Prior to yesterday morning’s election announcement from BC Premier John Horgan, seven of his cabinet ministers announced they would not run again.
- Judy Darcy: Minister of Mental Health and Addictions
- Doug Donaldson: Minister of Forests
- Scott Fraser: Minister of Indigenous Relations and Reconciliation
- Carole James: Minister of Finance
- Michelle Mungall: Minister of Jobs, Economic Development and Competitiveness
- Shane Simpson: Minister of Social Development and Poverty Reduction
- Claire Trevena: Minister of Transportation
To this intrepid commentator, this mass exodus, fully 25% of Premier John Horgan’s cabinet, means one of three things:
- Governing during a pandemic is really hard;
- They’re done with public life (and ready to receive their government pensions); or
- John Horgan is not a very nice man to work for.
Finance Minister Carole James is the lone exception. On March 5, 2020, Ms. James announced she was diagnosed with Parkinson’s Disease and would not be seeking re-election whenever the next election was called. That’s a tough diagnosis, and I wish her all the best as she leaves politics to cope with her health challenges.
Taking Carole James out of the equation, John Horgan is still losing 22% of his cabinet.
Horgan is spinning this as “a time for renewal” – a claim aided by the fact three former federal MPs will run under his provincial NDP banner. But it is eerily reminiscent of the mass exodus of 16 veteran NDP MPs in advance of the 2019 federal election.
Those three former federal representatives running for Horgan’s NDP are:
- Nathan Cullen
- Murray Rankin
- Fin Donnelly
All three resigned ahead of the 2019 federal election.
All three are eligible for a federal MP pension.
All three are now running for the provincial NDP under John Horgan.
What does it all mean? At this point, your guess is as good as mine, but I suspect it means just what John Horgan said it means.
While I snarkily added “not a very nice man to work for” as the third option in my list above, I don’t believe Horgan’s likeability (or any perceived lack thereof) has anything to do with why these cabinet members are leaving public life.

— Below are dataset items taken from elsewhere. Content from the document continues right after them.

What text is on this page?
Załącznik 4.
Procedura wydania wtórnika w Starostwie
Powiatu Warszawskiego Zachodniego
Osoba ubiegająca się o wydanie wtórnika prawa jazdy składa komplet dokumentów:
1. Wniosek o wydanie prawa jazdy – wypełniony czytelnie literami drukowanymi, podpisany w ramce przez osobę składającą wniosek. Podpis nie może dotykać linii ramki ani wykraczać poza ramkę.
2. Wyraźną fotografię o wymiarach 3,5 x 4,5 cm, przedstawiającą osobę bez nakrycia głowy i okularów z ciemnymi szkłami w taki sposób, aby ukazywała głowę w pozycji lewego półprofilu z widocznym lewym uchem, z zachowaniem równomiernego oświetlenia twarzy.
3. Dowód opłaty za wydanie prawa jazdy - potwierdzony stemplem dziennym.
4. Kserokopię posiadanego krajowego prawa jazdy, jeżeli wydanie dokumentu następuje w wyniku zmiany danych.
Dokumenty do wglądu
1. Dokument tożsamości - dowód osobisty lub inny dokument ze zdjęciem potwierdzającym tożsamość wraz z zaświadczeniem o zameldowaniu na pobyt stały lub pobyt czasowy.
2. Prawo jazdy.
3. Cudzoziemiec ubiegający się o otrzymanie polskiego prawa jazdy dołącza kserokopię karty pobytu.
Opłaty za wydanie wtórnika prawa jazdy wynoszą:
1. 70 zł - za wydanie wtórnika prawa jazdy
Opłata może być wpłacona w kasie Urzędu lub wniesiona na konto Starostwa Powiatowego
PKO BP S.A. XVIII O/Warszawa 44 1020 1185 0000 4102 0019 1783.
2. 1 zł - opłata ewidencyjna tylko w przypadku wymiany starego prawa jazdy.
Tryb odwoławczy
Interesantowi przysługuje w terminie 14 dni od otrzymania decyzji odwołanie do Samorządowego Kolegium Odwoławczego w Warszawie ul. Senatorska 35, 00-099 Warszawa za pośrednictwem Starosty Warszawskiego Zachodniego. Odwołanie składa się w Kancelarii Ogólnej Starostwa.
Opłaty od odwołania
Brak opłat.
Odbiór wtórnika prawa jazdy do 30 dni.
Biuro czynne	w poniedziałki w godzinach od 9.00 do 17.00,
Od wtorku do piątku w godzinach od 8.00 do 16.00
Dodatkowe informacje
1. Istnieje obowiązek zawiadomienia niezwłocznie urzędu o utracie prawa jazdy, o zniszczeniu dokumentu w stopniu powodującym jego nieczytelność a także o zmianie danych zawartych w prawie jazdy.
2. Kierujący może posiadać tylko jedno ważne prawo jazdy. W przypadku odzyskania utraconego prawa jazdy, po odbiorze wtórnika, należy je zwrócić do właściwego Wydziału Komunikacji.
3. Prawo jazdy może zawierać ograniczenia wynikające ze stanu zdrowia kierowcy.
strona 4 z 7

In fact, I suspect if I were to meet John Horgan and go for a coffee with him, I would like him.
He seems, for the most part, to be genuine.
With the exception of his Facebook video posted shortly after his press conference, he seems authentic. (Something about it didn’t ring true for me but I haven’t pinpointed what, just yet.)
I believe governing any province during a global pandemic is really, really hard. Yes, even when partisanship is parked at the door, as it has since this pandemic began.
Added to this once-in-a-lifetime pandemic challenge is the fact every one of these soon-to-be-retired cabinet members have already served a very long time.
Shane Simpson, Scott Fraser, Claire Trevena and Carole James were all elected in 2005.
Fifteen years in politics is an eternity.
Michelle Mungall and Doug Donaldson were first elected in 2009, and have served the public for 11 years.
Judy Darcy is a political neophite, in comparison. Elected in 2013, she’s only served for 7 years.
Whether I agree with their policies or not (and since the NDP formed government in 2017, oddly, I’ve agreed with much of what they done – pipelines notwithstanding), everyone one of these individuals deserves our respect and our gratitude.
As I said to a friend of mine, there isn’t enough money to entice me to spend one week in political office, let alone 7, 11, or 15 years.
Those willing to stand for public office are to be commended, no matter what party they represent.